Um die finanziellen Einbußen abzufedern, wurde im September vom Freistaat beschlossen, zusätzlich zu den 381 Millionen Euro, die aus dem ÖPNV-Rettungsschirm des Bundes nach Bayern fließen, Landesmittel in Höhe von 255 Millionen Euro zur Verfügung zu stellen. Eine Aufstockung ist derzeit nicht geplant, auch wenn der Betrieb im November trotz der Einschränkungen des Alltags normal weiterlaufen soll. "Auf Grundlage der aktuellen Erkenntnisse sind die bereits zur Verfügung gestellten Mittel aktuell ausreichend", so der Sprecher.

Bislang seien bereits Gelder in Höhe von über 231 Millionen Euro ausgezahlt worden, davon 101 Millionen Euro für den allgemeinen ÖPNV und 130 Millionen Euro für den Schienenpersonennahverkehr (SPNV).

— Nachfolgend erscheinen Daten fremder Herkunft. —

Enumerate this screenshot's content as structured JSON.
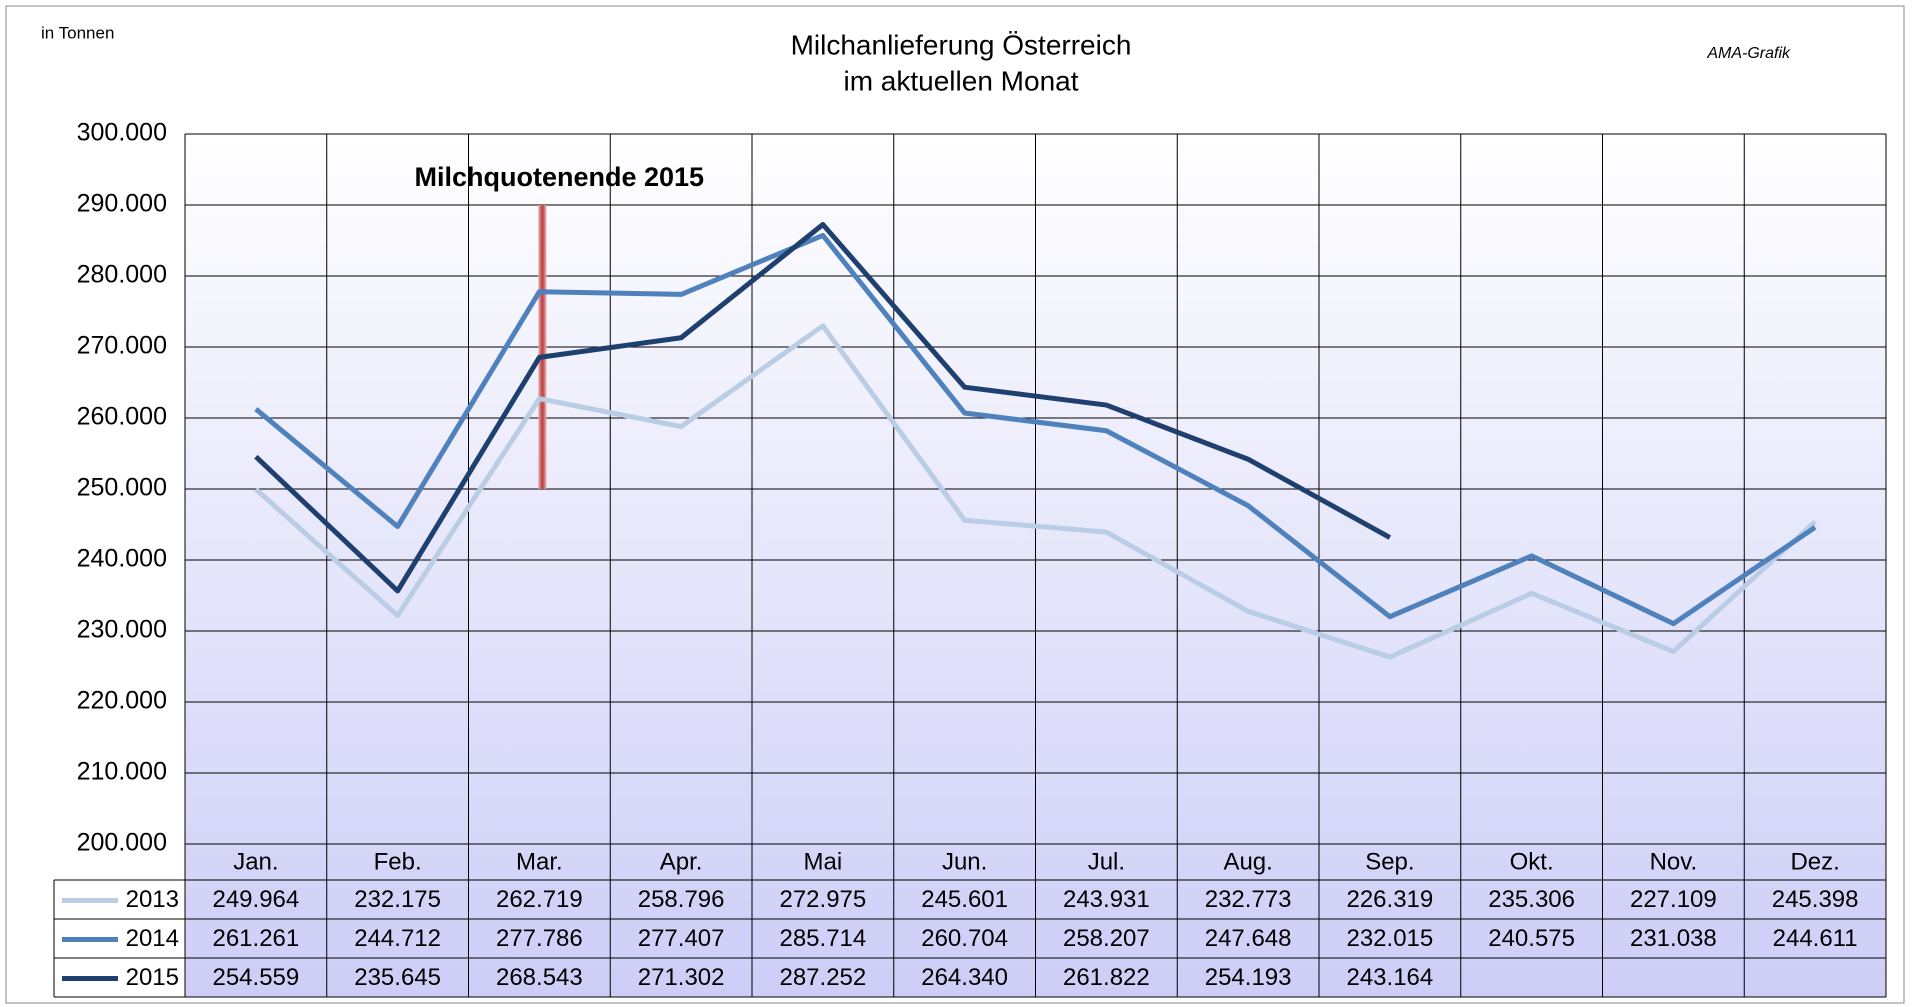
{
  "chart_data": {
    "type": "line",
    "title": [
      "Milchanlieferung Österreich",
      "im aktuellen Monat"
    ],
    "unit_label": "in Tonnen",
    "source": "AMA-Grafik",
    "annotation": "Milchquotenende 2015",
    "annotation_color": "#c0504d",
    "categories": [
      "Jan.",
      "Feb.",
      "Mar.",
      "Apr.",
      "Mai",
      "Jun.",
      "Jul.",
      "Aug.",
      "Sep.",
      "Okt.",
      "Nov.",
      "Dez."
    ],
    "series": [
      {
        "name": "2013",
        "color": "#b9cde5",
        "values": [
          249964,
          232175,
          262719,
          258796,
          272975,
          245601,
          243931,
          232773,
          226319,
          235306,
          227109,
          245398
        ],
        "value_labels": [
          "249.964",
          "232.175",
          "262.719",
          "258.796",
          "272.975",
          "245.601",
          "243.931",
          "232.773",
          "226.319",
          "235.306",
          "227.109",
          "245.398"
        ]
      },
      {
        "name": "2014",
        "color": "#4f81bd",
        "values": [
          261261,
          244712,
          277786,
          277407,
          285714,
          260704,
          258207,
          247648,
          232015,
          240575,
          231038,
          244611
        ],
        "value_labels": [
          "261.261",
          "244.712",
          "277.786",
          "277.407",
          "285.714",
          "260.704",
          "258.207",
          "247.648",
          "232.015",
          "240.575",
          "231.038",
          "244.611"
        ]
      },
      {
        "name": "2015",
        "color": "#1f3f6e",
        "values": [
          254559,
          235645,
          268543,
          271302,
          287252,
          264340,
          261822,
          254193,
          243164,
          null,
          null,
          null
        ],
        "value_labels": [
          "254.559",
          "235.645",
          "268.543",
          "271.302",
          "287.252",
          "264.340",
          "261.822",
          "254.193",
          "243.164",
          null,
          null,
          null
        ]
      }
    ],
    "ylim": [
      200000,
      300000
    ],
    "yticks": [
      {
        "value": 200000,
        "label": "200.000"
      },
      {
        "value": 210000,
        "label": "210.000"
      },
      {
        "value": 220000,
        "label": "220.000"
      },
      {
        "value": 230000,
        "label": "230.000"
      },
      {
        "value": 240000,
        "label": "240.000"
      },
      {
        "value": 250000,
        "label": "250.000"
      },
      {
        "value": 260000,
        "label": "260.000"
      },
      {
        "value": 270000,
        "label": "270.000"
      },
      {
        "value": 280000,
        "label": "280.000"
      },
      {
        "value": 290000,
        "label": "290.000"
      },
      {
        "value": 300000,
        "label": "300.000"
      }
    ],
    "grid": true
  }
}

Dass der ÖPNV-Rettungsschirm des Bundes in Höhe von 2,5 Milliarden Euro am Ende ausreichen wird, bezweifelt beispielsweise der Interessensverband der privaten Eisenbahnunternehmen Mofair.

"Was wir sicher wissen, ist, dass am 31. Dezember nicht alles gut ist", so Geschäftsführer Matthias Stoffregen. Jetzt müsse die Debatte geführt werden, wie die Zukunft des Schienenpersonennahverkehrs insgesamt gesichert werden kann, der einmal das Rückgrat der Verkehrswende sein soll.

Geringe Margen

Zumal die Konkurrenten der Deutschen Bahn im SPNV nicht erst seit der Corona-Krise ein Problem haben. 1996 fiel das Monopol der DB, seither konnten Wettbewerber wie Agilis, Go Ahead, Abellio, Transdev oder Keolis viele Ausschreibungen für sich gewinnen – vor allem über auf Kante genähte Angebote.

Dazu kamen in den letzten Jahren Personalkostensteigerungen durch neue Tarifverträge, Ärger mit verzögerten Fahrzeugauslieferungen und mit den vielen Baustellen im Netz, die zu Verspätungen, Ausfällen und damit Strafzahlungen an die Aufgabenträger geführt haben.

Entsprechend angespannt sei teilweise die wirtschaftliche Lage bei den Unternehmen, so Stoffregen. Der Staatskonzern Deutsche Bahn AG und damit auch seine Nahverkehrstochter DB Regio käme hingegen alleine "aufgrund der schieren Größe" besser mit einer solchen Situation zurecht, so Stoffregen.

Noch deutlicher wird der stellvertretende Vorsitzende der Eisenbahn- und Verkehrsgewerkschaft (EVG), Martin Burkert. Um einzelne SPNV-Betreiber stehe es "übel", die ersten würden bereits über einen Rückzug aus dem deutschen SPNV-Markt nachdenken. In diesem Zusammenhang fordert er wie auch Stoffregen einzelne Bundesländer wie Bayern auf, in einem ersten Schritt zumindest die Corona-Schäden nicht nur zu 90, sondern tatsächlich zu 100 Prozent auszugleichen.